Chart of the Day – FTSE 100
As the election approaches the bullish control of the chart is being questioned. Quite how the market also now copes with the London terrorist attck will be interesting too. The market is marginally higher in early moves, however twice now in the past three sessions, strong intraday gains have been sold into and the market has ended the day close to the low of the session. Arguably these are shooting star candles which are corrective signals. The sellers are threatening. Despite Friday’s move to an all-time high at 7599, this comes as a six week uptrend is being increasingly pressured. The momentum indicators retain a positive configuration but are beginning to look a bit tired. The Stochastics are threatening a profit-taking signal whilst the MACD lines are flattening off. This could just be the market consolidating in front of the election but the threat of a correction is growing now. The initial support to watch is at 7497 and a breach would open a correction back into an old banc of support 7389/7447.

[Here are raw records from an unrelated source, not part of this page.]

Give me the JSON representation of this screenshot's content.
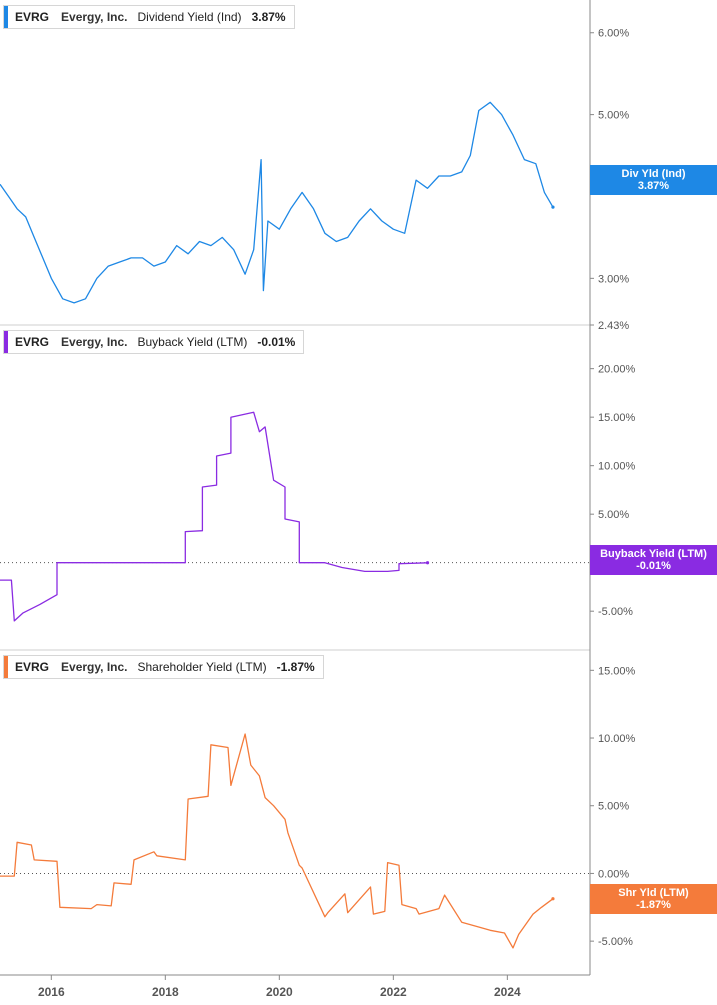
{
  "x_axis": {
    "ticks": [
      "2016",
      "2018",
      "2020",
      "2022",
      "2024"
    ]
  },
  "panels": [
    {
      "ticker": "EVRG",
      "company": "Evergy, Inc.",
      "metric": "Dividend Yield (Ind)",
      "value": "3.87%",
      "color": "#1e88e5",
      "y_ticks": [
        "6.00%",
        "5.00%",
        "3.00%",
        "2.43%"
      ],
      "callout_label": "Div Yld (Ind)",
      "callout_value": "3.87%"
    },
    {
      "ticker": "EVRG",
      "company": "Evergy, Inc.",
      "metric": "Buyback Yield (LTM)",
      "value": "-0.01%",
      "color": "#8a2be2",
      "y_ticks": [
        "20.00%",
        "15.00%",
        "10.00%",
        "5.00%",
        "-5.00%"
      ],
      "callout_label": "Buyback Yield (LTM)",
      "callout_value": "-0.01%"
    },
    {
      "ticker": "EVRG",
      "company": "Evergy, Inc.",
      "metric": "Shareholder Yield (LTM)",
      "value": "-1.87%",
      "color": "#f47b3b",
      "y_ticks": [
        "15.00%",
        "10.00%",
        "5.00%",
        "0.00%",
        "-5.00%"
      ],
      "callout_label": "Shr Yld (LTM)",
      "callout_value": "-1.87%"
    }
  ],
  "chart_data": [
    {
      "type": "line",
      "title": "EVRG Evergy, Inc. Dividend Yield (Ind)",
      "color": "#1e88e5",
      "y_ticks": [
        6.0,
        5.0,
        3.0,
        2.43
      ],
      "ylim": [
        2.43,
        6.4
      ],
      "x": [
        2015.6,
        2015.75,
        2015.9,
        2016.05,
        2016.2,
        2016.35,
        2016.5,
        2016.7,
        2016.9,
        2017.1,
        2017.3,
        2017.5,
        2017.7,
        2017.9,
        2018.1,
        2018.3,
        2018.5,
        2018.7,
        2018.9,
        2019.1,
        2019.3,
        2019.5,
        2019.7,
        2019.9,
        2020.05,
        2020.18,
        2020.22,
        2020.3,
        2020.5,
        2020.7,
        2020.9,
        2021.1,
        2021.3,
        2021.5,
        2021.7,
        2021.9,
        2022.1,
        2022.3,
        2022.5,
        2022.7,
        2022.9,
        2023.1,
        2023.3,
        2023.5,
        2023.7,
        2023.85,
        2024.0,
        2024.2,
        2024.4,
        2024.6,
        2024.8,
        2025.0,
        2025.15,
        2025.3
      ],
      "values": [
        4.15,
        4.0,
        3.85,
        3.75,
        3.5,
        3.25,
        3.0,
        2.75,
        2.7,
        2.75,
        3.0,
        3.15,
        3.2,
        3.25,
        3.25,
        3.15,
        3.2,
        3.4,
        3.3,
        3.45,
        3.4,
        3.5,
        3.35,
        3.05,
        3.35,
        4.45,
        2.85,
        3.7,
        3.6,
        3.85,
        4.05,
        3.85,
        3.55,
        3.45,
        3.5,
        3.7,
        3.85,
        3.7,
        3.6,
        3.55,
        4.2,
        4.1,
        4.25,
        4.25,
        4.3,
        4.5,
        5.05,
        5.15,
        5.0,
        4.75,
        4.45,
        4.4,
        4.05,
        3.87
      ]
    },
    {
      "type": "line",
      "title": "EVRG Evergy, Inc. Buyback Yield (LTM)",
      "color": "#8a2be2",
      "y_ticks": [
        20.0,
        15.0,
        10.0,
        5.0,
        -5.0
      ],
      "ylim": [
        -9,
        24.5
      ],
      "x": [
        2015.6,
        2015.8,
        2015.85,
        2016.0,
        2016.3,
        2016.6,
        2016.6,
        2018.85,
        2018.85,
        2019.15,
        2019.15,
        2019.4,
        2019.4,
        2019.65,
        2019.65,
        2020.05,
        2020.15,
        2020.25,
        2020.4,
        2020.6,
        2020.6,
        2020.85,
        2020.85,
        2021.3,
        2021.6,
        2022.0,
        2022.4,
        2022.6,
        2022.6,
        2023.1
      ],
      "values": [
        -1.8,
        -1.8,
        -6.0,
        -5.2,
        -4.3,
        -3.3,
        0.0,
        0.0,
        3.2,
        3.3,
        7.8,
        8.0,
        11.0,
        11.3,
        15.0,
        15.5,
        13.5,
        14.0,
        8.5,
        7.8,
        4.5,
        4.2,
        0.0,
        0.0,
        -0.5,
        -0.9,
        -0.9,
        -0.8,
        -0.1,
        -0.01
      ]
    },
    {
      "type": "line",
      "title": "EVRG Evergy, Inc. Shareholder Yield (LTM)",
      "color": "#f47b3b",
      "y_ticks": [
        15.0,
        10.0,
        5.0,
        0.0,
        -5.0
      ],
      "ylim": [
        -7.5,
        16.5
      ],
      "x": [
        2015.6,
        2015.85,
        2015.9,
        2016.15,
        2016.2,
        2016.6,
        2016.65,
        2017.2,
        2017.3,
        2017.55,
        2017.6,
        2017.9,
        2017.95,
        2018.3,
        2018.35,
        2018.85,
        2018.9,
        2019.25,
        2019.3,
        2019.6,
        2019.65,
        2019.9,
        2020.0,
        2020.15,
        2020.25,
        2020.4,
        2020.6,
        2020.65,
        2020.85,
        2020.9,
        2021.3,
        2021.35,
        2021.65,
        2021.7,
        2022.1,
        2022.15,
        2022.35,
        2022.4,
        2022.6,
        2022.65,
        2022.9,
        2022.95,
        2023.3,
        2023.4,
        2023.7,
        2023.95,
        2024.2,
        2024.45,
        2024.6,
        2024.7,
        2024.95,
        2025.1,
        2025.3
      ],
      "values": [
        -0.2,
        -0.2,
        2.3,
        2.1,
        1.0,
        0.9,
        -2.5,
        -2.6,
        -2.3,
        -2.4,
        -0.7,
        -0.8,
        1.0,
        1.6,
        1.3,
        1.0,
        5.5,
        5.7,
        9.5,
        9.3,
        6.5,
        10.3,
        8.0,
        7.2,
        5.6,
        5.0,
        4.0,
        3.0,
        0.6,
        0.4,
        -3.2,
        -2.9,
        -1.5,
        -2.9,
        -1.0,
        -3.0,
        -2.8,
        0.8,
        0.6,
        -2.3,
        -2.6,
        -3.0,
        -2.6,
        -1.6,
        -3.6,
        -3.9,
        -4.2,
        -4.4,
        -5.5,
        -4.5,
        -3.0,
        -2.5,
        -1.87
      ]
    }
  ]
}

In the wake of the disappointing Non-farm Payrolls report, the euro broke out to a close at a new high dating back to 9th November. The third bull candle in four sessions has now moved through the previous resistance at $1.1267. The corrections continue to be bought into at higher levels and the bulls remain in control. Last week’s key low at $1.1108 makes the long term pivot at $1.1100 even more robust, whilst there is also support now at $1.1200 which has supported the last two completed sessions. Momentum indicators remain solidly strong with RSI in the high 60s an and Stochastics consistently above 80. The MACD lines have started to plateau so this leaves a slight degree of caution. However there is little reason to think that today’s early drop will be anything more than another chance to buy. The hourly chart shows support initially around $1.1250.
In the last few days before the election, traders may begin to get a little nervous about taking a decisive view. Add in the impact of the London terrorist attack and this makes Cable even more unpredictable. There has been an initial opening move lower today, perhaps understandable given events of Saturday night in London, however there is little significant impact as yet. The support around $1.2775 remains key as the breakout support and there is a mild corrective bias to momentum that would favour a drift back towards the support. This would also be backed by the usual anti-sterling reaction that would tend to occur in the wake of a UK terrorism event. There is resistance building up at $1.2920, above which would improve the outlook, whilst the hourly chart reflects more of a consolidation play. This could become a feature of the next few days of trading. There is support at $1.2830 initially.